I used to think that self harm was stupid. But now I understand. It's to let out the pain you feel on the inside. I know exactly how it feels.
BeYourOwnSavior BeYourOwnSavior
18-21, F
5 Responses Aug 23, 2014

I thought it was stupid too, until I got depressed. I kept thinking it was similar to recovering from a drug addiction by replacing it with an alcohol addiction, that kind of thing. And in a way it is but it's definitely not stupid.

If we have a hole in our heart none of these things will fill it. It very much is like alcohol addiction. I think this is more of a female thing possibly relating to how the media says girls should look and rebelling against it (though that part's just my hypothesis). Try to fill that hole with exercise-running/bike riding really hard REALLY helps. Also a punching bag/stress ball will help too. Trust me this stuff really helps. This might sound corny but Jesus is the only thing that will really fill that need. I've met some drug attics who were molested, etc. You name it, they went through it. Then they were healed. Bottom line there is hope. Also if you can find someone to really confide in it will feel like a weight lifting off of you.

I self harm so I understand why people do it. It makes me feel relaxed. But I still think I am pretty stupid for doing it.

Self-injury is like a drug. I tried it once and was a little freaked out by it so I never did it again. It really is like a steam valve releasing some of the pain but it is NOT healthy. It's a form of self-hate and strawberry99 is right, like any drug, there are other ways.

I know it's not healthy. And there are other ways, it's just that sometimes it's hard not to. I've never really self harmed but sometimes when it gets so much I scratch my arm until I bleed and I instantly feel guilty even though I don't notice I do it when it's happening

Oh, it's not easy! In a way it's no different than drug or alcohol addiction. There's some people with trichitilimania (sp.) that pull their hair out to relieve stress. They don't want to but can't stop and end up with bald patches. btw you said that you have't self-harmed, but that is self harm!

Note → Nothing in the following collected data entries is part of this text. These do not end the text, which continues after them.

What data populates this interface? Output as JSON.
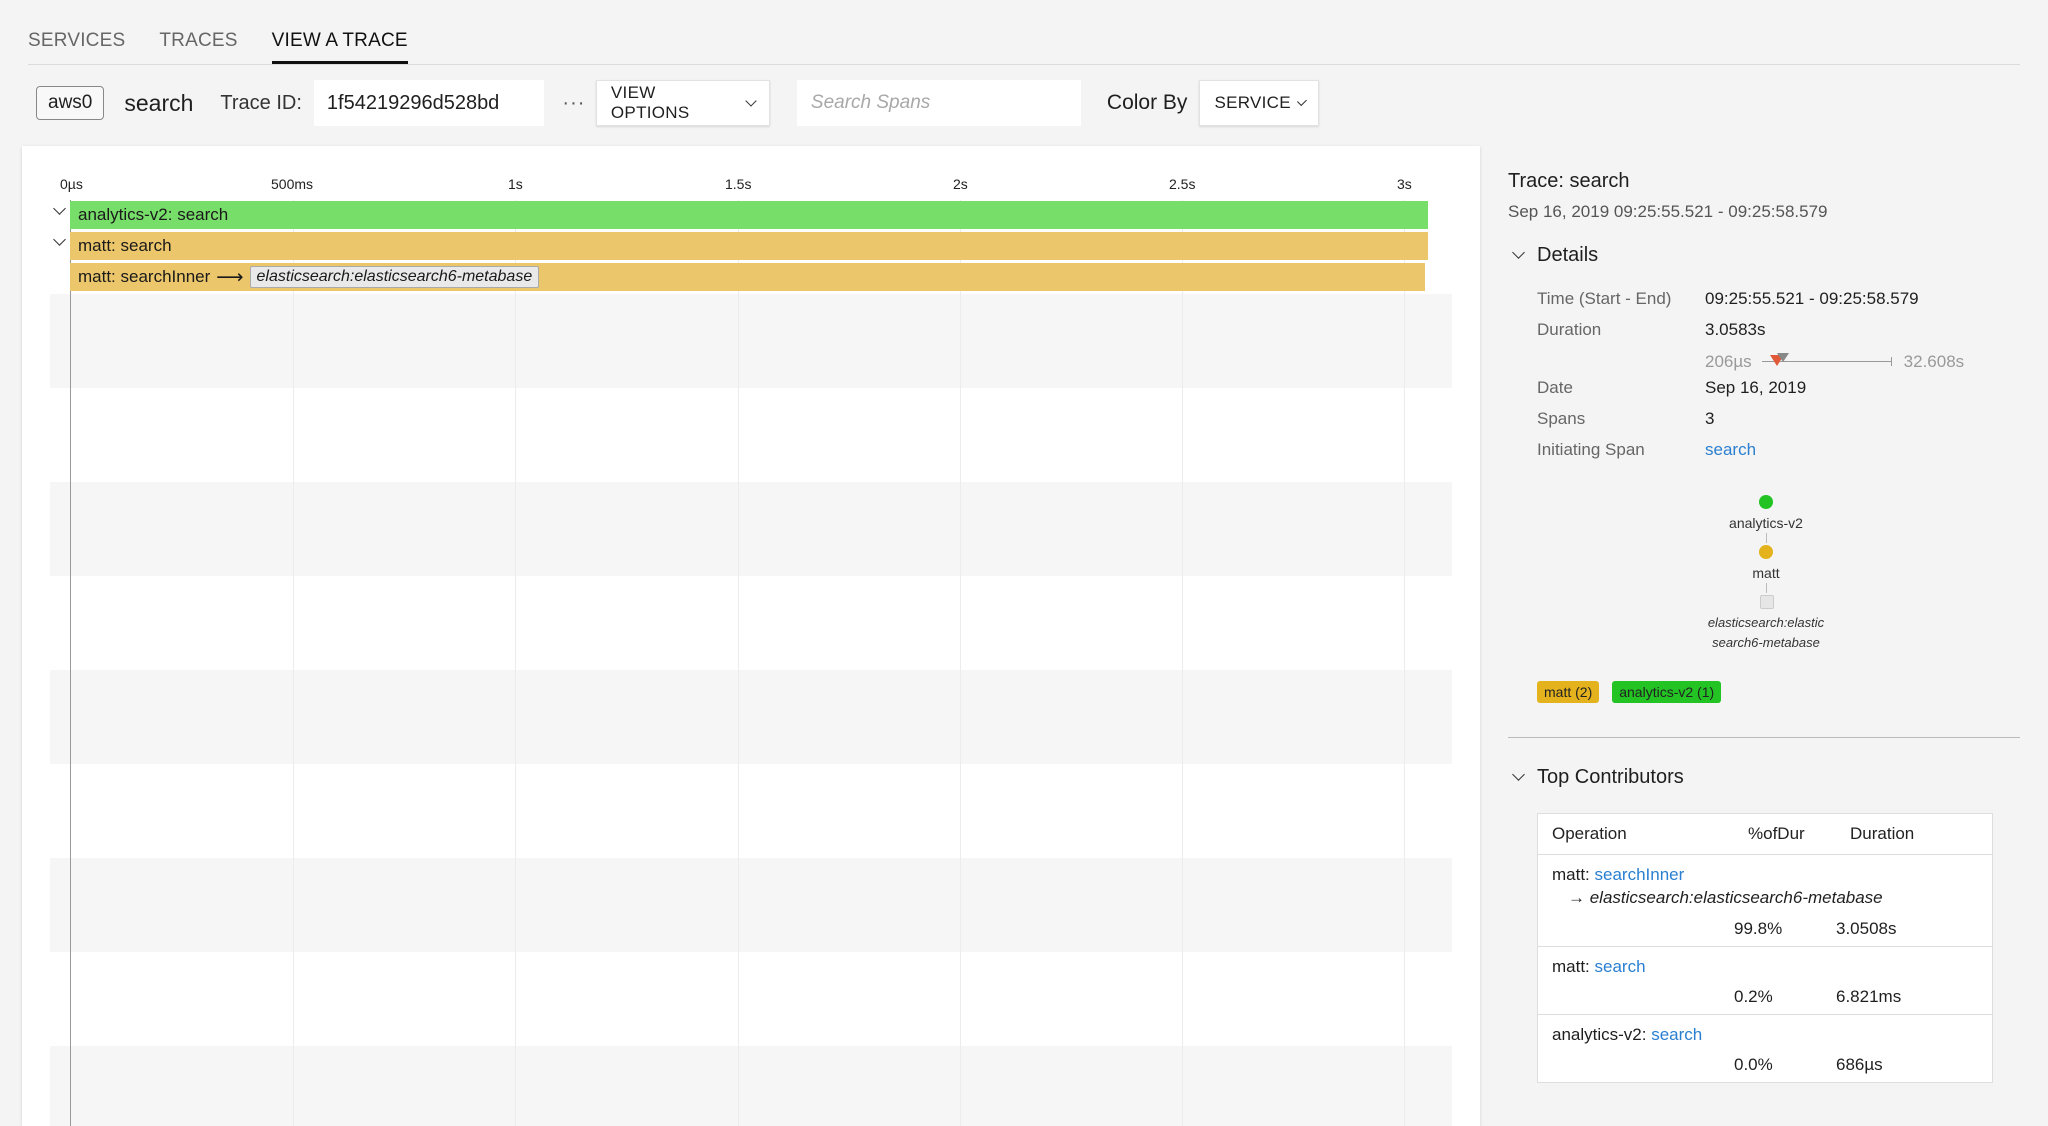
{
  "nav": {
    "tabs": [
      {
        "label": "SERVICES",
        "active": false
      },
      {
        "label": "TRACES",
        "active": false
      },
      {
        "label": "VIEW A TRACE",
        "active": true
      }
    ]
  },
  "toolbar": {
    "environment": "aws0",
    "trace_name": "search",
    "trace_id_label": "Trace ID:",
    "trace_id": "1f54219296d528bd",
    "more_label": "···",
    "view_options_label": "VIEW OPTIONS",
    "search_placeholder": "Search Spans",
    "color_by_label": "Color By",
    "color_by_value": "SERVICE"
  },
  "timeline": {
    "ticks": [
      "0µs",
      "500ms",
      "1s",
      "1.5s",
      "2s",
      "2.5s",
      "3s"
    ],
    "spans": [
      {
        "service": "analytics-v2",
        "operation": "search",
        "label": "analytics-v2: search",
        "color": "#77de6a",
        "start": 0.0,
        "end": 1.0,
        "collapsible": true
      },
      {
        "service": "matt",
        "operation": "search",
        "label": "matt: search",
        "color": "#ebc66b",
        "start": 0.0,
        "end": 1.0,
        "collapsible": true
      },
      {
        "service": "matt",
        "operation": "searchInner",
        "label": "matt: searchInner",
        "peer": "elasticsearch:elasticsearch6-metabase",
        "color": "#ebc66b",
        "start": 0.0,
        "end": 0.998,
        "collapsible": false
      }
    ]
  },
  "side": {
    "title": "Trace: search",
    "time_range": "Sep 16, 2019 09:25:55.521 - 09:25:58.579",
    "details_heading": "Details",
    "details": {
      "time_label": "Time (Start - End)",
      "time_value": "09:25:55.521 - 09:25:58.579",
      "duration_label": "Duration",
      "duration_value": "3.0583s",
      "range_min": "206µs",
      "range_max": "32.608s",
      "date_label": "Date",
      "date_value": "Sep 16, 2019",
      "spans_label": "Spans",
      "spans_value": "3",
      "initiating_label": "Initiating Span",
      "initiating_value": "search"
    },
    "graph": {
      "nodes": [
        {
          "label": "analytics-v2",
          "color": "#22c322"
        },
        {
          "label": "matt",
          "color": "#e4b21c"
        },
        {
          "label": "elasticsearch:elastic search6-metabase",
          "color": "#e6e6e6"
        }
      ]
    },
    "legend": [
      {
        "label": "matt (2)",
        "color": "#e4b21c"
      },
      {
        "label": "analytics-v2 (1)",
        "color": "#22c322"
      }
    ],
    "contributors_heading": "Top Contributors",
    "contributors_columns": [
      "Operation",
      "%ofDur",
      "Duration"
    ],
    "contributors": [
      {
        "service": "matt: ",
        "operation": "searchInner",
        "peer": "→ elasticsearch:elasticsearch6-metabase",
        "pct": "99.8%",
        "duration": "3.0508s"
      },
      {
        "service": "matt: ",
        "operation": "search",
        "peer": "",
        "pct": "0.2%",
        "duration": "6.821ms"
      },
      {
        "service": "analytics-v2: ",
        "operation": "search",
        "peer": "",
        "pct": "0.0%",
        "duration": "686µs"
      }
    ]
  }
}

I just never really thought of it as hurting myself, I didn't want believe I did maybe

I never thought I would cut, until I couldn't find another way to release my pain.

Mine started when my parents were divorcing and I was around 7, 8. First time someone noticed anything on my arms I lied and said the cat scratched me.

Yeah I usually cut on my arms and sometimes on my thighs. When i got older it moved to piercing things and burning my self, I have a lot of scars on my arms and wrists. I was adopted so I don't know my family history.

It's not selfish at all. I don't speak to some of my family members but for different reasons. As did I.

Not something I've been tempted to do, but it seems like people get a rush (endorphins) after it, which makes them feel better.

I've never actually done it. I just kind of understand I guess

I definitely felt better after I cut for a while. Then I felt guilty because I knew I did something wrong and I had to find a way to hide it.